The idea was simple, I would do a guide that incorporating the most commonly climbed on areas in the three neighbouring regions. I reasoned this would benefit not only local climbers, but if I could attract foreigners to the region it would help with the ‘crisis’ bringing tourists to bars restaurants and refugios (which were in a very bad way in 2011). I could even start a bolt fund to help provide gear to the local equippers. And in a classic rebuttal of the well-worn axiom above, I had reasoned that as it would ‘only’ be a sport climbing guide – just marking lines no descriptions – how hard would it be!!

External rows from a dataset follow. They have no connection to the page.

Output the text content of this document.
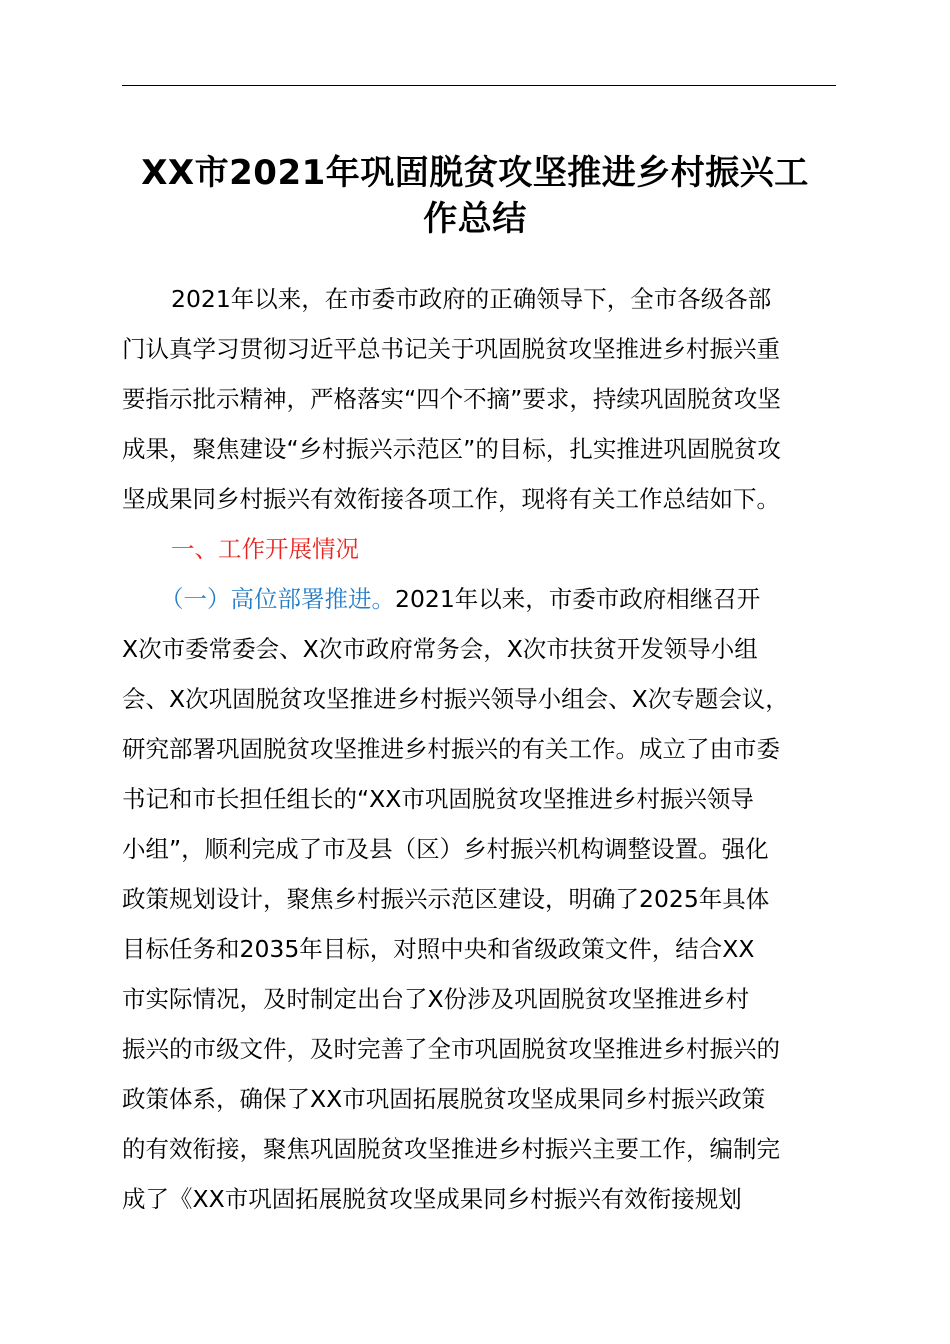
XX市2021年巩固脱贫攻坚推进乡村振兴工
作总结
2021年以来，在市委市政府的正确领导下，全市各级各部
门认真学习贯彻习近平总书记关于巩固脱贫攻坚推进乡村振兴重
要指示批示精神，严格落实“四个不摘”要求，持续巩固脱贫攻坚
成果，聚焦建设“乡村振兴示范区”的目标，扎实推进巩固脱贫攻
坚成果同乡村振兴有效衔接各项工作，现将有关工作总结如下。
一、工作开展情况
（一）高位部署推进。2021年以来，市委市政府相继召开
X次市委常委会、X次市政府常务会，X次市扶贫开发领导小组
会、X次巩固脱贫攻坚推进乡村振兴领导小组会、X次专题会议，
研究部署巩固脱贫攻坚推进乡村振兴的有关工作。成立了由市委
书记和市长担任组长的“XX市巩固脱贫攻坚推进乡村振兴领导
小组”，顺利完成了市及县（区）乡村振兴机构调整设置。强化
政策规划设计，聚焦乡村振兴示范区建设，明确了2025年具体
目标任务和2035年目标，对照中央和省级政策文件，结合XX
市实际情况，及时制定出台了X份涉及巩固脱贫攻坚推进乡村
振兴的市级文件，及时完善了全市巩固脱贫攻坚推进乡村振兴的
政策体系，确保了XX市巩固拓展脱贫攻坚成果同乡村振兴政策
的有效衔接，聚焦巩固脱贫攻坚推进乡村振兴主要工作，编制完
成了《XX市巩固拓展脱贫攻坚成果同乡村振兴有效衔接规划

It was this final thought that pinged off the inside of my (obviously) fairly thick skull as I trudged, alone, for about the fifth time, to ‘Placas del Sol’ to try and locate a the finish of a route that, despite lots of visits and various photos, I couldn’t seem to work out where the belay was.

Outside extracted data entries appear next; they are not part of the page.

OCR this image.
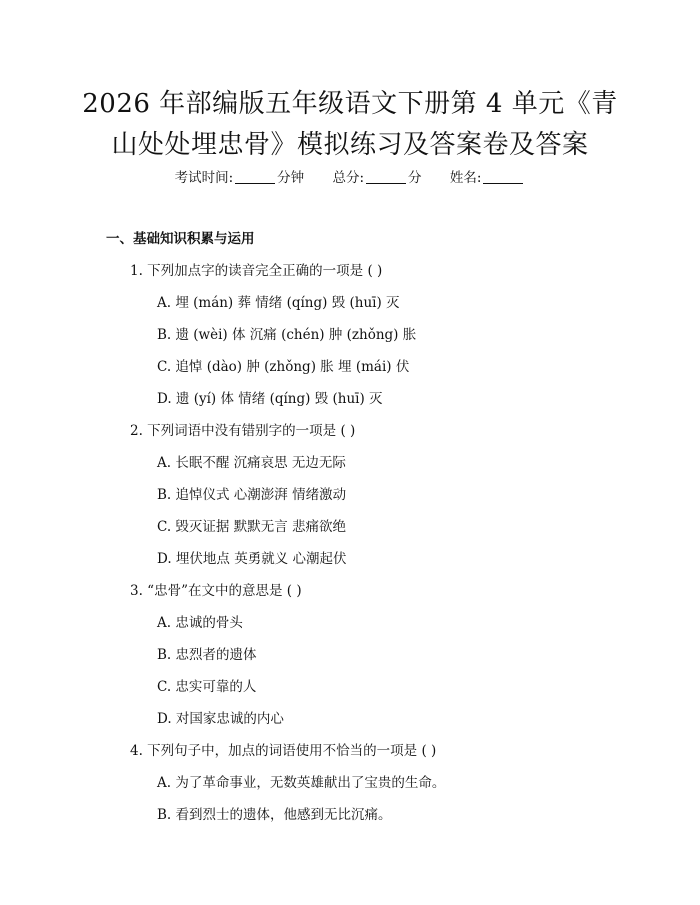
2026 年部编版五年级语文下册第 4 单元《青
山处处埋忠骨》模拟练习及答案卷及答案
考试时间:	分钟 总分:	分 姓名:
一、基础知识积累与运用
1. 下列加点字的读音完全正确的一项是 ( )
A. 埋 (mán) 葬 情绪 (qíng) 毁 (huī) 灭
B. 遗 (wèi) 体 沉痛 (chén) 肿 (zhǒng) 胀
C. 追悼 (dào) 肿 (zhǒng) 胀 埋 (mái) 伏
D. 遗 (yí) 体 情绪 (qíng) 毁 (huī) 灭
2. 下列词语中没有错别字的一项是 ( )
A. 长眠不醒 沉痛哀思 无边无际
B. 追悼仪式 心潮澎湃 情绪激动
C. 毁灭证据 默默无言 悲痛欲绝
D. 埋伏地点 英勇就义 心潮起伏
3. “忠骨”在文中的意思是 ( )
A. 忠诚的骨头
B. 忠烈者的遗体
C. 忠实可靠的人
D. 对国家忠诚的内心
4. 下列句子中，加点的词语使用不恰当的一项是 ( )
A. 为了革命事业，无数英雄献出了宝贵的生命。
B. 看到烈士的遗体，他感到无比沉痛。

I was now nearly two years, 15,000 kilometres and about 2000 hours into the process and it didn’t seem to end!
One problem I’d had was that about halfway through someone else had rushed out a pretty poor attempt at a guide to a large part of the area I was covering and another group had then covered another part. This meant that my guide, to be worth completing and to make sure it sold, had to be better. Hence the slightly obsessive / compulsive part of me kicked in to make sure I had everything right, each bolt, each belay – so no-one could point and laugh. And as with any project, the closer I got the end the further away the end seemed to be, spiralling away in endless details, with long nights on InDesign, Illustrator and Photoshop blurring into one…
Looking back, almost a year after publication, with the guide having had a pretty good reception, and having made my money back (and even earning me the grand sum of maybe £1.50 an hour for my time) I have realised that maybe it’s the lessons we don’t learn that keep us going. If we assessed each task too rigorously to decide if it is worth doing we’d be missing the whimsical things, from artworks to music and from odd buildings to amazing new routes.
And so, perhaps ironically, maybe the lesson to learn is to sometimes let the capricious spirit reign. To raise a glass to lessons unheeded, waves downsized, renovations belittled and routes underestimated.”